İnsan var olduğundan itibaren oyun hep var, oyuncak da. Oyunların kuralları, oyuncakların biçim ve içerikleri değilse de eğer bir çocuktan söz ediyorsak oyun ve oyuncak olmadan onu var edemeyiz. Günümüzde hala birçok insan oyuncakları bir lüks ya da eğlence aracı olarak görse de çocuk için beslenme hatta nefes alıp verme kadar hayati bir ihtiyaç. Uzmanlar bir çocuğun hayatından oyun ve oyuncaklar çıkarıldığında sağlıksız bir gelişim sürecin kaçınılmaz olduğunu verilerle ortaya koymuş durumda.
Oyuncaklar, çocukları, uçsuz bucaksız hayal dünyalarına taşıyan bir köprü. Onların düş kurma aracı. Küçücük bir bebek ya da bir yap-boz oyunu ile çocuklar bir dünya kuruyor. Bu dünya onların fiziksel, bilişsel, duygusal ve sosyal gelişimini inşa ediyor.
Birleşmiş Milletler Genel Kurulu tarafından 20 Kasım 1989 tarihinde kabul edilen “Çocuk Haklarına Dair Sözleşmenin 31. Maddesi 1. Fıkrasında ' Taraf devletler çocuğun dinlenme, boş zaman değerlendirme, oynama ve yaşına uygun eğlencede (etkinliklerinde) bulunma, kültürel ve sanatsal yaşama serbestçe katılma hakkı tanırlar.“ Unutulmamalıdır ki oyun çocuğun temel bir hakkıdır.

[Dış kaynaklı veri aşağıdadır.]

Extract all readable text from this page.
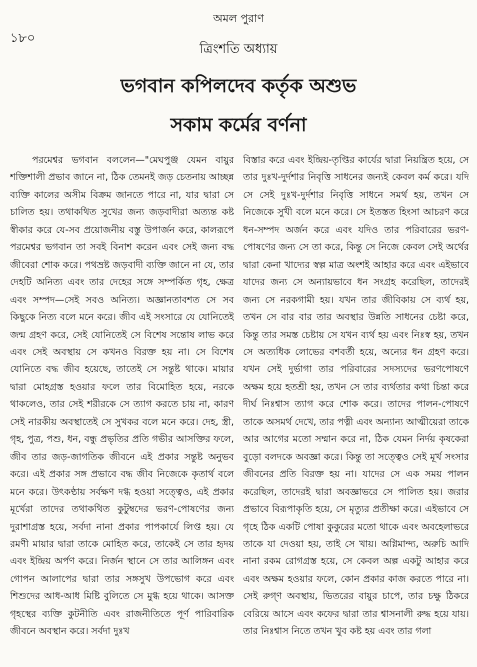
অমল পুরাণ
১৮০
ত্রিংশতি অধ্যায়
ভগবান কপিলদেব কর্তৃক অশুভ
সকাম কর্মের বর্ণনা

পরমেশ্বর ভগবান বললেন—"মেঘপুঞ্জ যেমন বায়ুর শক্তিশালী প্রভাব জানে না, ঠিক তেমনই জড় চেতনায় আচ্ছন্ন ব্যক্তি কালের অসীম বিক্রম জানতে পারে না, যার দ্বারা সে চালিত হয়। তথাকথিত সুখের জন্য জড়বাদীরা অত্যন্ত কষ্ট স্বীকার করে যে-সব প্রয়োজনীয় বস্তু উপার্জন করে, কালরূপে পরমেশ্বর ভগবান তা সবই বিনাশ করেন এবং সেই জন্য বদ্ধ জীবেরা শোক করে। পথভ্রষ্ট জড়বাদী ব্যক্তি জানে না যে, তার দেহটি অনিত্য এবং তার দেহের সঙ্গে সম্পর্কিত গৃহ, ক্ষেত্র এবং সম্পদ—সেই সবও অনিত্য। অজ্ঞানতাবশত সে সব কিছুকে নিত্য বলে মনে করে। জীব এই সংসারে যে যোনিতেই জন্ম গ্রহণ করে, সেই যোনিতেই সে বিশেষ সন্তোষ লাভ করে এবং সেই অবস্থায় সে কখনও বিরক্ত হয় না। সে বিশেষ যোনিতে বদ্ধ জীব হয়েছে, তাতেই সে সন্তুষ্ট থাকে। মায়ার দ্বারা মোহগ্রস্ত হওয়ার ফলে তার বিমোহিত হয়ে, নরকে থাকলেও, তার সেই শরীরকে সে ত্যাগ করতে চায় না, কারণ সেই নারকীয় অবস্থাতেই সে সুখকর বলে মনে করে। দেহ, স্ত্রী, গৃহ, পুত্র, পশু, ধন, বন্ধু প্রভৃতির প্রতি গভীর আসক্তির ফলে, জীব তার জড়-জাগতিক জীবনে এই প্রকার সন্তুষ্ট অনুভব করে। এই প্রকার সঙ্গ প্রভাবে বদ্ধ জীব নিজেকে কৃতার্থ বলে মনে করে। উৎকণ্ঠায় সর্বক্ষণ দগ্ধ হওয়া সত্ত্বেও, এই প্রকার মূর্খেরা তাদের তথাকথিত কুটুম্বদের ভরণ-পোষণের জন্য দুরাশাগ্রস্ত হয়ে, সর্বদা নানা প্রকার পাপকার্যে লিপ্ত হয়। যে রমণী মায়ার দ্বারা তাকে মোহিত করে, তাকেই সে তার হৃদয় এবং ইন্দ্রিয় অর্পণ করে। নির্জন স্থানে সে তার আলিঙ্গন এবং গোপন আলাপের দ্বারা তার সঙ্গসুখ উপভোগ করে এবং শিশুদের আধ-আধ মিষ্টি বুলিতে সে মুগ্ধ হয়ে থাকে। আসক্ত গৃহস্থের ব্যক্তি কুটনীতি এবং রাজনীতিতে পূর্ণ পারিবারিক জীবনে অবস্থান করে। সর্বদা দুঃখ

বিস্তার করে এবং ইন্দ্রিয়-তৃপ্তির কার্যের দ্বারা নিয়ন্ত্রিত হয়ে, সে তার দুঃখ-দুর্দশার নিবৃত্তি সাধনের জন্যই কেবল কর্ম করে। যদি সে সেই দুঃখ-দুর্দশার নিবৃত্তি সাধনে সমর্থ হয়, তখন সে নিজেকে সুখী বলে মনে করে। সে ইতস্তত হিংসা আচরণ করে ধন-সম্পদ অর্জন করে এবং যদিও তার পরিবারের ভরণ-পোষণের জন্য সে তা করে, কিন্তু সে নিজে কেবল সেই অর্থের দ্বারা কেনা খাদ্যের স্বল্প মাত্র অংশই আহার করে এবং এইভাবে যাদের জন্য সে অন্যায়ভাবে ধন সংগ্রহ করেছিল, তাদেরই জন্য সে নরকগামী হয়। যখন তার জীবিকায় সে ব্যর্থ হয়, তখন সে বার বার তার অবস্থার উন্নতি সাধনের চেষ্টা করে, কিন্তু তার সমস্ত চেষ্টায় সে যখন ব্যর্থ হয় এবং নিঃস্ব হয়, তখন সে অত্যধিক লোভের বশবর্তী হয়ে, অন্যের ধন গ্রহণ করে। যখন সেই দুর্ভাগা তার পরিবারের সদস্যদের ভরণপোষণে অক্ষম হয়ে হতশ্রী হয়, তখন সে তার ব্যর্থতার কথা চিন্তা করে দীর্ঘ নিঃশ্বাস ত্যাগ করে শোক করে। তাদের পালন-পোষণে তাকে অসমর্থ দেখে, তার পত্নী এবং অন্যান্য আত্মীয়েরা তাকে আর আগের মতো সম্মান করে না, ঠিক যেমন নির্দয় কৃষকেরা বুড়ো বলদকে অবজ্ঞা করে। কিন্তু তা সত্ত্বেও সেই মূর্খ সংসার জীবনের প্রতি বিরক্ত হয় না। যাদের সে এক সময় পালন করেছিল, তাদেরই দ্বারা অবজ্ঞাভরে সে পালিত হয়। জরার প্রভাবে বিরূপাকৃতি হয়ে, সে মৃত্যুর প্রতীক্ষা করে। এইভাবে সে গৃহে ঠিক একটি পোষা কুকুরের মতো থাকে এবং অবহেলাভরে তাকে যা দেওয়া হয়, তাই সে খায়। অগ্নিমান্দ্য, অরুচি আদি নানা রকম রোগগ্রস্ত হয়ে, সে কেবল অল্প একটু আহার করে এবং অক্ষম হওয়ার ফলে, কোন প্রকার কাজ করতে পারে না। সেই রুগ্ণ অবস্থায়, ভিতরের বায়ুর চাপে, তার চক্ষু ঠিকরে বেরিয়ে আসে এবং কফের দ্বারা তার শ্বাসনালী রুদ্ধ হয়ে যায়। তার নিঃশ্বাস নিতে তখন খুব কষ্ট হয় এবং তার গলা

Oyun ve Oyuncak Çocuğa Ne Kazandırır?
• Büyüme hormonunu arttırır. • El-göz koordinasyonlarını geliştirerek psikomotor becerilerini geliştirir. • Çocuk, oyun ve oyuncak ile birlikte sosyal çevreyi tanım birey olduğunu far keder. • Cinsel kimliğin kazanılmasında, oyun ve oyuncaklar ciddi bir rol üstlenir. • Problem çözme yeteneğini, başkalarının hak ve özgürlüklerine saygı duymayı öğrenir. • Liderlik vasıfları gelişirken paylaşmayı oyun ve oyuncaklar aracılığı ile kavrar. • Kazanmayı, kaybetmeyi, özgürlük alanının belirlenmesini fark eder. • Çocuk, zekasını nasıl kullanacağını oyun ve oyuncaklar aracılığı ile öğrenir. • Dünyayı keşfeder, mantıklı düşünmeyi ve doğru seçimler yapma becerisini kazanır. • Çocukların yetişkinlik dönemlerinde depresyon yaşama olasılıklarını düşürür. • Çocuğun karar verme, yorumlama ve analiz etme yetilerini geliştirir.